“Tiger” 

By Luci Hagen

 

 

 

 

 

 

 

Photo by: myophoto

 

On January 17th, both the first and second parts of the “Tiger” documentary on HBO were released. Based off of the book, “Tiger Woods” by Armen Keteyian and Jeff Benedict, the series follows Tiger Woods from the very beginning of his life and slowly weaves its way through his incredible career as a golfer and his personal life, putting particular focus on his relationship with his father in Part One. 

Tiger's list of accomplishments is so large, the fact that he was on live television at age two playing golf on the Mike Douglas show is often overlooked. It is revealed in the documentary that his father Earl would put him in his high chair before he was old enough to talk, to sit in their basement and watch him hit golf balls into a net for hours. By the time he was three he was shooting a 48 over nine holes. When he was 15, he became the youngest winner of the US Junior Amatur Championship and continued winning that competition until college. A few years later he went to Stanford before deciding to drop out and go professional in 1996. The rest is history.

 $120,851,706 dollars earned on PGA Tours, 683 weeks at number one in the Official World Golf Ranking, 368 PGA Tournaments played, 199 top ten finishes, 108 world wide victories, 82 PGA Tournament wins, twenty hole in ones, 15 Majors won, 9 sponsorships, and 1 Presidential Medal of Freedom. Tiger is arguably the greatest golfer of all time, and this documentary shows why. 

If not for all of the complicated issues with his health and romantic life, who knows how much farther Woods could have taken his career. Part two of “Tiger” does a great job of giving a deeper insight into how his physical and mental states were broken by these complications and had a complete affect on his ability to play golf to the record shattering standard he’d been playing for the past years. He divorced his wife Elin whom he shared two children with, her receiving full custody of them, after having multiple affairs that he publicly apologized to his fans for. He was arrested for DUI in 2017 and was found with five different drugs in his system, and went to a rehab center to avoid getting convicted. Along with the personal issues, he had multiple problems with health and had to undergo five knee operations and four back surgeries. He has still managed to win, but not nearly as consistently or frequently as before his conflicts. Now, only around a month after his documentary was released, he went off the road in a crash that could have been fatal and may end his golf career for good. But from what's known about Tiger Woods, if there is even the slightest chance he is physically able to golf, he will. 

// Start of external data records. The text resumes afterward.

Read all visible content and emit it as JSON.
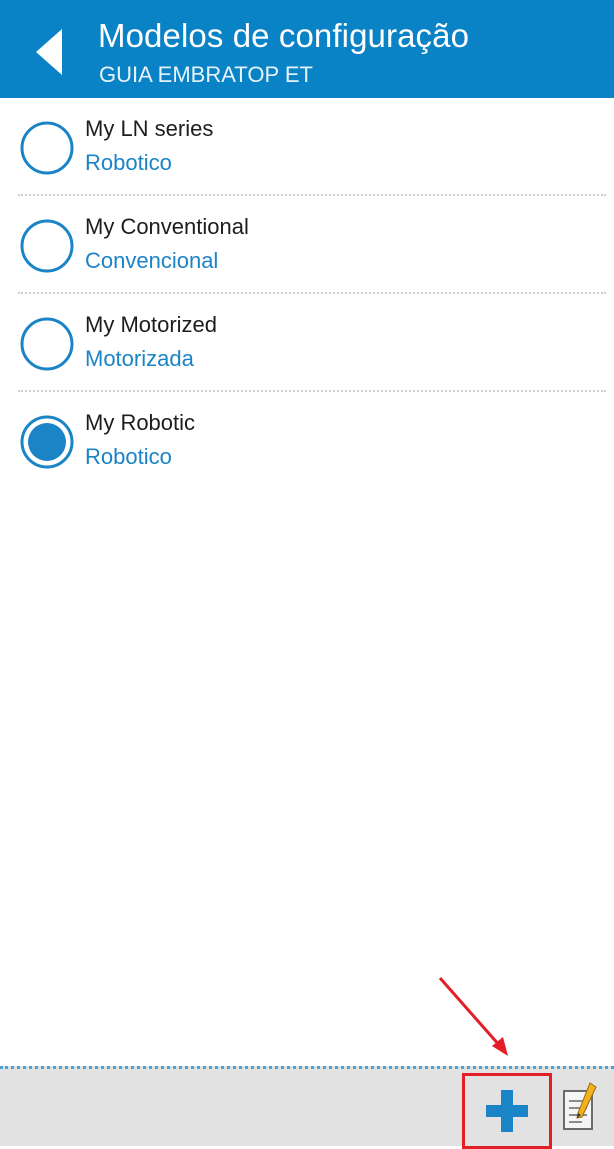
{
  "header": {
    "title": "Modelos de configuração",
    "subtitle": "GUIA EMBRATOP ET",
    "back_icon": "chevron-left-icon",
    "background": "#0a83c6"
  },
  "models": [
    {
      "name": "My LN series",
      "type": "Robotico",
      "selected": false
    },
    {
      "name": "My Conventional",
      "type": "Convencional",
      "selected": false
    },
    {
      "name": "My Motorized",
      "type": "Motorizada",
      "selected": false
    },
    {
      "name": "My Robotic",
      "type": "Robotico",
      "selected": true
    }
  ],
  "toolbar": {
    "add_icon": "plus-icon",
    "edit_icon": "notepad-pencil-icon",
    "highlight_color": "#e21e26"
  },
  "colors": {
    "accent": "#1a84c7",
    "annotation": "#e21e26"
  }
}
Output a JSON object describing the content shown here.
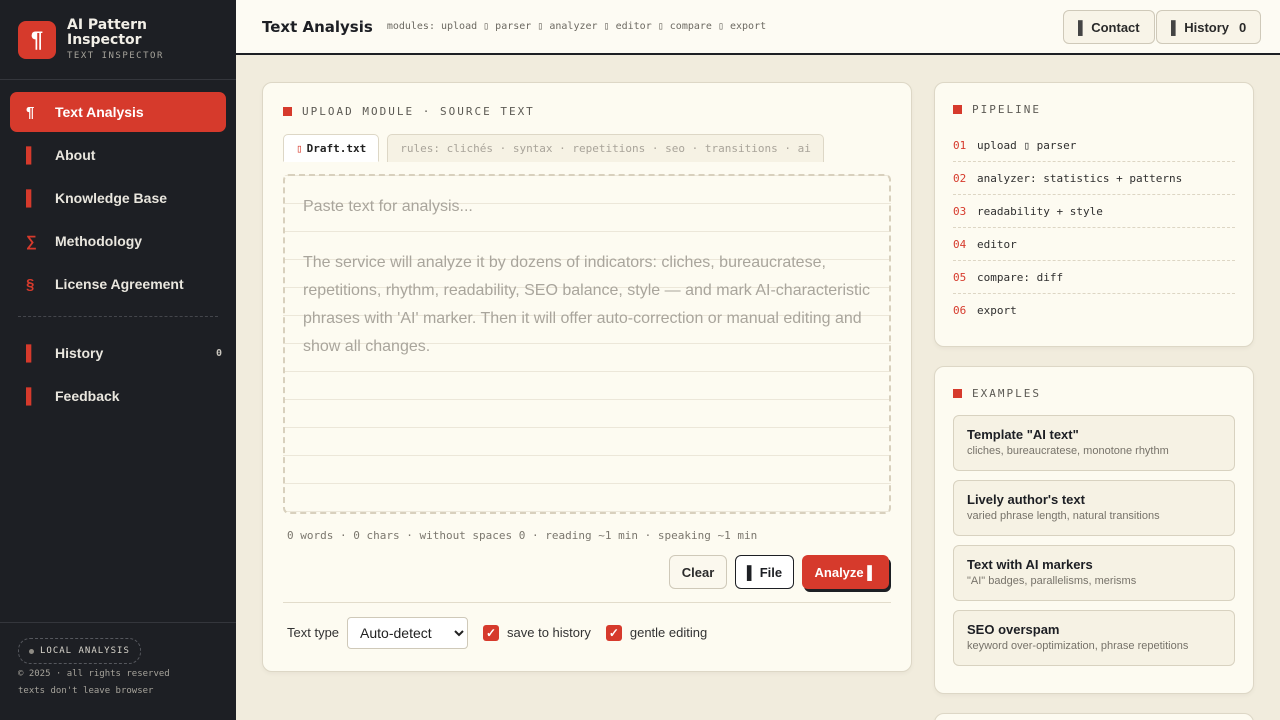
{
  "brand": {
    "logo_glyph": "¶",
    "title": "AI Pattern Inspector",
    "subtitle": "TEXT INSPECTOR"
  },
  "sidebar": {
    "items": [
      {
        "icon": "¶",
        "icon_name": "pilcrow-icon",
        "label": "Text Analysis",
        "active": true
      },
      {
        "icon": "▌",
        "icon_name": "info-icon",
        "label": "About"
      },
      {
        "icon": "▌",
        "icon_name": "book-icon",
        "label": "Knowledge Base"
      },
      {
        "icon": "∑",
        "icon_name": "sigma-icon",
        "label": "Methodology"
      },
      {
        "icon": "§",
        "icon_name": "section-icon",
        "label": "License Agreement"
      }
    ],
    "secondary": [
      {
        "icon": "▌",
        "icon_name": "history-icon",
        "label": "History",
        "count": "0"
      },
      {
        "icon": "▌",
        "icon_name": "feedback-icon",
        "label": "Feedback"
      }
    ],
    "footer": {
      "badge": "LOCAL ANALYSIS",
      "line1": "© 2025 · all rights reserved",
      "line2": "texts don't leave browser"
    }
  },
  "header": {
    "title": "Text Analysis",
    "modules": "modules: upload ▯ parser ▯ analyzer ▯ editor ▯ compare ▯ export",
    "contact_icon": "▌",
    "contact_label": "Contact",
    "history_icon": "▌",
    "history_label": "History",
    "history_count": "0"
  },
  "main": {
    "section_label": "UPLOAD MODULE · SOURCE TEXT",
    "tab_icon": "▯",
    "tab_file": "Draft.txt",
    "tab_rules": "rules: clichés · syntax · repetitions · seo · transitions · ai",
    "placeholder_p1": "Paste text for analysis...",
    "placeholder_p2": "The service will analyze it by dozens of indicators: cliches, bureaucratese, repetitions, rhythm, readability, SEO balance, style — and mark AI-characteristic phrases with 'AI' marker. Then it will offer auto-correction or manual editing and show all changes.",
    "stats": "0 words · 0 chars · without spaces 0 · reading ~1 min · speaking ~1 min",
    "btn_clear": "Clear",
    "btn_file": "▌ File",
    "btn_analyze": "Analyze ▌",
    "text_type_label": "Text type",
    "text_type_value": "Auto-detect",
    "save_history": "save to history",
    "gentle_editing": "gentle editing"
  },
  "pipeline": {
    "label": "PIPELINE",
    "steps": [
      {
        "num": "01",
        "text": "upload ▯ parser"
      },
      {
        "num": "02",
        "text": "analyzer: statistics + patterns"
      },
      {
        "num": "03",
        "text": "readability + style"
      },
      {
        "num": "04",
        "text": "editor"
      },
      {
        "num": "05",
        "text": "compare: diff"
      },
      {
        "num": "06",
        "text": "export"
      }
    ]
  },
  "examples": {
    "label": "EXAMPLES",
    "items": [
      {
        "title": "Template \"AI text\"",
        "desc": "cliches, bureaucratese, monotone rhythm"
      },
      {
        "title": "Lively author's text",
        "desc": "varied phrase length, natural transitions"
      },
      {
        "title": "Text with AI markers",
        "desc": "\"AI\" badges, parallelisms, merisms"
      },
      {
        "title": "SEO overspam",
        "desc": "keyword over-optimization, phrase repetitions"
      }
    ]
  },
  "colors": {
    "accent": "#d63a2c",
    "sidebar_bg": "#1d1f24",
    "page_bg": "#f1ecdd",
    "card_bg": "#fdfbf1"
  }
}
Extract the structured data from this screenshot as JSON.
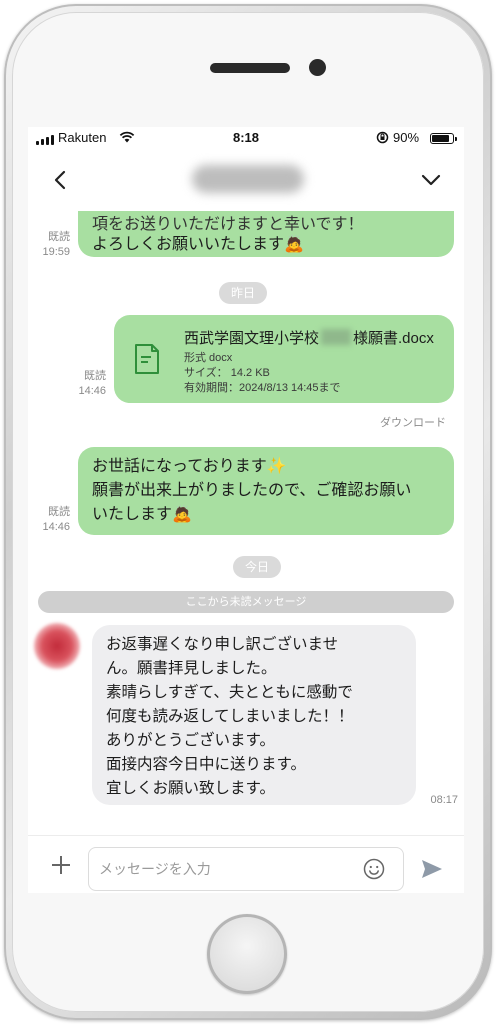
{
  "status_bar": {
    "carrier": "Rakuten",
    "time": "8:18",
    "battery": "90%"
  },
  "header": {
    "contact_name": "■■■■■■■■",
    "back_icon": "chevron-left-icon",
    "menu_icon": "chevron-down-icon"
  },
  "messages": {
    "m1": {
      "line1": "項をお送りいただけますと幸いです！",
      "line2": "よろしくお願いいたします",
      "status": "既読",
      "time": "19:59"
    },
    "date_yesterday": "昨日",
    "file": {
      "name_prefix": "西武学園文理小学校",
      "name_suffix": "様願書.docx",
      "format": "形式 docx",
      "size": "サイズ： 14.2 KB",
      "expiry": "有効期間：2024/8/13 14:45まで",
      "status": "既読",
      "time": "14:46",
      "download": "ダウンロード"
    },
    "m3": {
      "line1": "お世話になっております",
      "line2": "願書が出来上がりましたので、ご確認お願い",
      "line3": "いたします",
      "status": "既読",
      "time": "14:46"
    },
    "date_today": "今日",
    "unread_divider": "ここから未読メッセージ",
    "m4": {
      "lines": [
        "お返事遅くなり申し訳ございませ",
        "ん。願書拝見しました。",
        "素晴らしすぎて、夫とともに感動で",
        "何度も読み返してしまいました！！",
        "ありがとうございます。",
        "面接内容今日中に送ります。",
        "宜しくお願い致します。"
      ],
      "time": "08:17"
    }
  },
  "input": {
    "placeholder": "メッセージを入力"
  },
  "colors": {
    "bubble_green": "#a8dfa1",
    "bubble_gray": "#eeeef0",
    "pill": "#dadada"
  }
}
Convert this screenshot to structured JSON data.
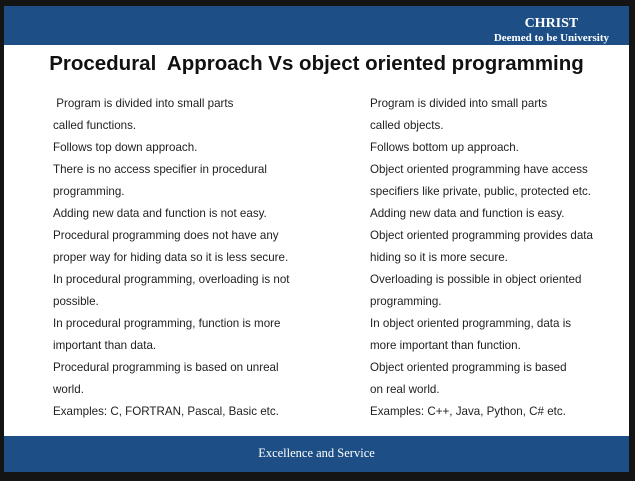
{
  "brand": {
    "name": "CHRIST",
    "subtitle": "Deemed to be University"
  },
  "title": "Procedural  Approach Vs object oriented programming",
  "left_column": [
    " Program is divided into small parts",
    "called functions.",
    "Follows top down approach.",
    "There is no access specifier in procedural",
    "programming.",
    "Adding new data and function is not easy.",
    "Procedural programming does not have any",
    "proper way for hiding data so it is less secure.",
    "In procedural programming, overloading is not",
    "possible.",
    "In procedural programming, function is more",
    "important than data.",
    "Procedural programming is based on unreal",
    "world.",
    "Examples: C, FORTRAN, Pascal, Basic etc."
  ],
  "right_column": [
    "Program is divided into small parts",
    "called objects.",
    "Follows bottom up approach.",
    "Object oriented programming have access",
    "specifiers like private, public, protected etc.",
    "Adding new data and function is easy.",
    "Object oriented programming provides data",
    "hiding so it is more secure.",
    "Overloading is possible in object oriented",
    "programming.",
    "In object oriented programming, data is",
    "more important than function.",
    "Object oriented programming is based",
    "on real world.",
    "Examples: C++, Java, Python, C# etc."
  ],
  "footer": "Excellence and Service",
  "colors": {
    "band": "#1d4f86",
    "text": "#1e1e1e",
    "title": "#111111"
  }
}
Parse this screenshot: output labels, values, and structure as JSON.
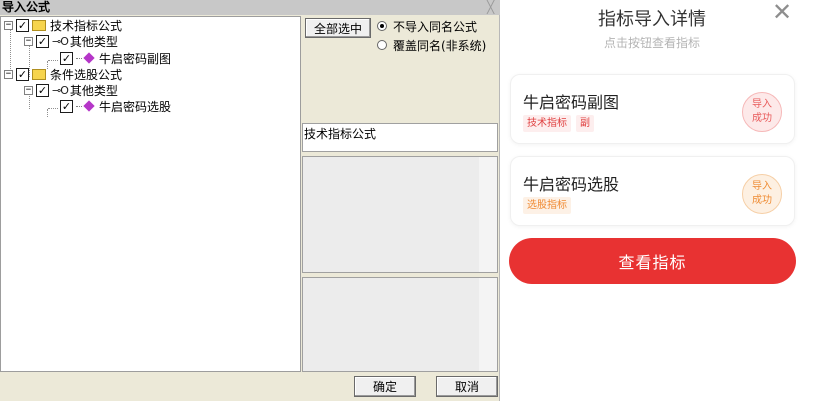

The problems critics had with this documentary is the lack of Tiger’s own voice in it. He did not participate in the documentary at all and his personal life and struggles are told from his friends, family, and lovers’ perspectives, which are all valid but will never truly tell what was going on inside his mind. The only clips of him talking are from national television and some videos from people close to him, so in that sense it is lacking in Tigers personal opinion and perspective. Going into creating the documentary directors Matthew Heineman and Matt Hamachek knew that Tiger would not be willing to open up and discuss these things. He is known for his very private personal life and it would be out of character for him to do such a thing, and he has yet to comment on the documentary at all. 

But considering that, the directors in my opinion did an excellent job at getting as close as possible to perfect without having Woods and I’d definitely recommend this to anyone. Many might shy away from watching it because golf isn’t a largely watched sport and usually has a “boring” connotation put with it, however while the documentary is focused on Woods and his golf career it is much more riveting, inspiring, and interesting than watching a regular golf tournament. There's something everyone, not just golf fans, can take from it.